Pour eux, le confinement n’a presque rien changé

La COVID-19 ne change pas les habitudes de vie de certains habitants de l’Île-du-Prince-Édouard. Pour les agriculteurs et insulaires qui travaillent à la maison ou sur leurs terres depuis des années, c’est presque la routine habituelle.

________________

Marine Ernoult

Initiative de journalisme local - APF – Atlantique

Alors que la plupart des habitants de l’Île-du-Prince-Édouard sont invités à rester chez eux pour combattre la menace invisible du nouveau coronavirus, Soleil Hutchinson agricultrice bio installée à Bonshaw, ne voit pas sa routine quotidienne bouleversée. Tous les après-midis, elle prend la direction de ses champs où elle sème et fait des greffes. Son travail continue normalement. «Je vis vraiment en pleine campagne, entourée de forêts. Je n’ai pas l’impression d’être confinée, raconte-t-elle. La seule différence c’est que je ne vais plus à Charlottetown une fois par semaine.» L’agricultrice reconnaît seulement un surplus de travail de bureau à cause de la COVID-19 : «Comme je ne vais pas pouvoir vendre mes légumes à certains restaurants, je regarde quelles sont mes autres options, je cherche de nouveaux marchés.»

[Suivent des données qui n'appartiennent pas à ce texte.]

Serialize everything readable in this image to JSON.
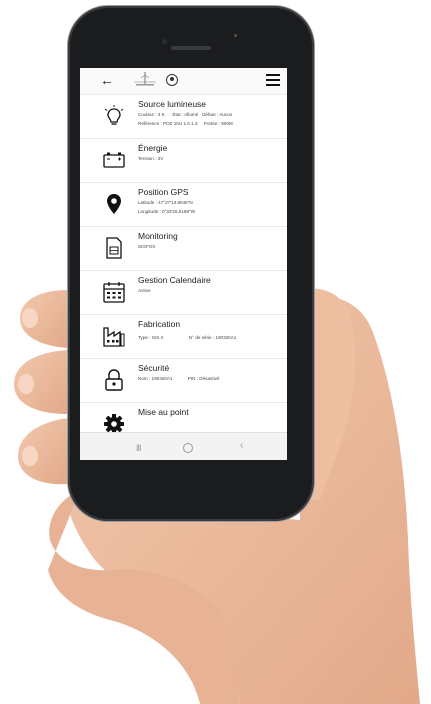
{
  "colors": {
    "icon": "#111111",
    "accent": "#e5e5e5"
  },
  "appbar": {
    "back_icon": "arrow-left-icon",
    "user_icon": "user-circle-icon",
    "menu_icon": "hamburger-icon"
  },
  "rows": [
    {
      "icon": "lightbulb-icon",
      "title": "Source lumineuse",
      "lines": [
        "Couleur : 4 K      État : Allumé   Défaut : Aucun",
        "Référence : POZ 10U 1.0.1.3     Portée : 800M"
      ]
    },
    {
      "icon": "battery-icon",
      "title": "Énergie",
      "lines": [
        "Tension : 3V"
      ]
    },
    {
      "icon": "map-pin-icon",
      "title": "Position GPS",
      "lines": [
        "Latitude : 47°27'13.8046\"N",
        "Longitude : 0°33'26.8168\"W"
      ]
    },
    {
      "icon": "sim-card-icon",
      "title": "Monitoring",
      "lines": [
        "SIGFOX"
      ]
    },
    {
      "icon": "calendar-icon",
      "title": "Gestion Calendaire",
      "lines": [
        "Active"
      ]
    },
    {
      "icon": "factory-icon",
      "title": "Fabrication",
      "lines": [
        "Type : SIS-2                    N° de série : 190320A1"
      ]
    },
    {
      "icon": "lock-icon",
      "title": "Sécurité",
      "lines": [
        "Nom : 190320A1            PIN : Désactivé"
      ]
    },
    {
      "icon": "gear-icon",
      "title": "Mise au point",
      "lines": []
    }
  ],
  "navbar": {
    "recent": "III",
    "home": "home-circle-icon",
    "back": "‹"
  }
}
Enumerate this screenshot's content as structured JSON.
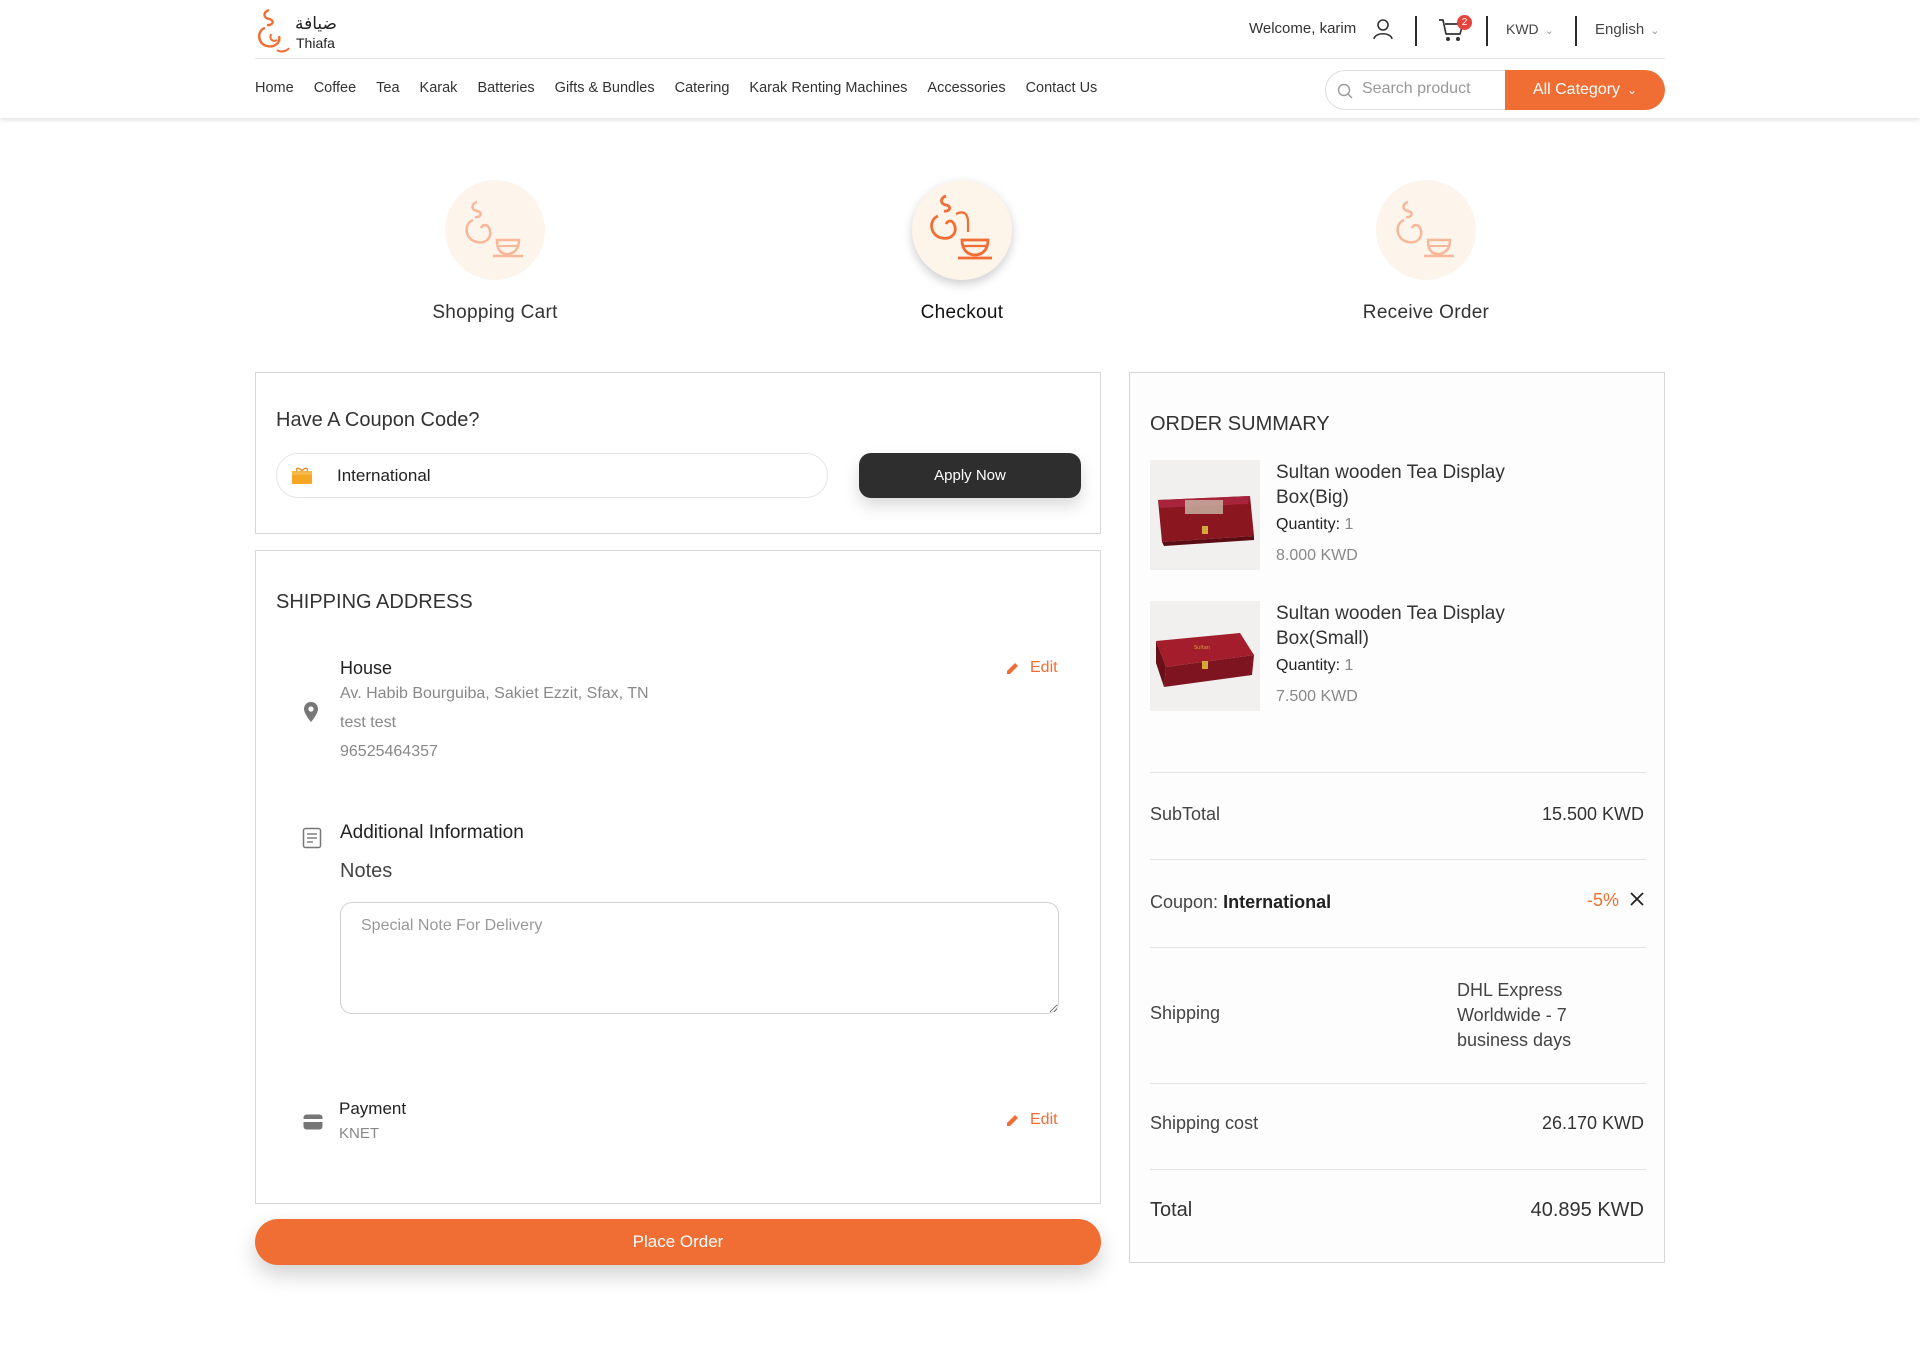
{
  "brand": {
    "name_ar": "ضيافة",
    "name_en": "Thiafa",
    "accent_color": "#f06d33"
  },
  "header": {
    "welcome": "Welcome, karim",
    "cart_count": "2",
    "currency": "KWD",
    "language": "English",
    "nav": [
      "Home",
      "Coffee",
      "Tea",
      "Karak",
      "Batteries",
      "Gifts & Bundles",
      "Catering",
      "Karak Renting Machines",
      "Accessories",
      "Contact Us"
    ],
    "search_placeholder": "Search product",
    "category_label": "All Category"
  },
  "steps": [
    {
      "label": "Shopping Cart",
      "state": "inactive"
    },
    {
      "label": "Checkout",
      "state": "active"
    },
    {
      "label": "Receive Order",
      "state": "inactive"
    }
  ],
  "coupon": {
    "title": "Have A Coupon Code?",
    "value": "International",
    "apply_label": "Apply Now"
  },
  "shipping": {
    "title": "SHIPPING ADDRESS",
    "address_name": "House",
    "address_line": "Av. Habib Bourguiba, Sakiet Ezzit, Sfax, TN",
    "recipient": "test test",
    "phone": "96525464357",
    "edit_label": "Edit",
    "additional_title": "Additional Information",
    "notes_label": "Notes",
    "notes_placeholder": "Special Note For Delivery",
    "payment_title": "Payment",
    "payment_value": "KNET"
  },
  "place_order_label": "Place Order",
  "summary": {
    "title": "ORDER SUMMARY",
    "items": [
      {
        "name": "Sultan wooden Tea Display Box(Big)",
        "qty_label": "Quantity:",
        "qty": "1",
        "price": "8.000 KWD"
      },
      {
        "name": "Sultan wooden Tea Display Box(Small)",
        "qty_label": "Quantity:",
        "qty": "1",
        "price": "7.500 KWD"
      }
    ],
    "subtotal_label": "SubTotal",
    "subtotal": "15.500 KWD",
    "coupon_label": "Coupon:",
    "coupon_code": "International",
    "coupon_discount": "-5%",
    "shipping_label": "Shipping",
    "shipping_method": "DHL Express Worldwide - 7 business days",
    "shipping_cost_label": "Shipping cost",
    "shipping_cost": "26.170 KWD",
    "total_label": "Total",
    "total": "40.895 KWD"
  }
}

Andrew (le prénom a été modifié), lui, est abonné au télétravail depuis des années. L’analyste financier n’a pas non plus l’impression de voir son quotidien affolé par le confinement. Il travaille toujours sereinement derrière son ordinateur. «Avant la crise, mes principales sorties étaient les courses et la salle d’entraînement, témoigne-t-il. Encore aujourd’hui, ce n’est pas toujours facile de prendre conscience de ce qui se passe à l’extérieur de mon cocon.» Pour le Prince-Édouardien, habitué à avoir des relations virtuelles, l’éloignement social l’empêche simplement de ne pas pouvoir aller boire un verre de temps en temps. «Je ne me sens pas enfermé entre les quatre murs de ma maison», dit-il.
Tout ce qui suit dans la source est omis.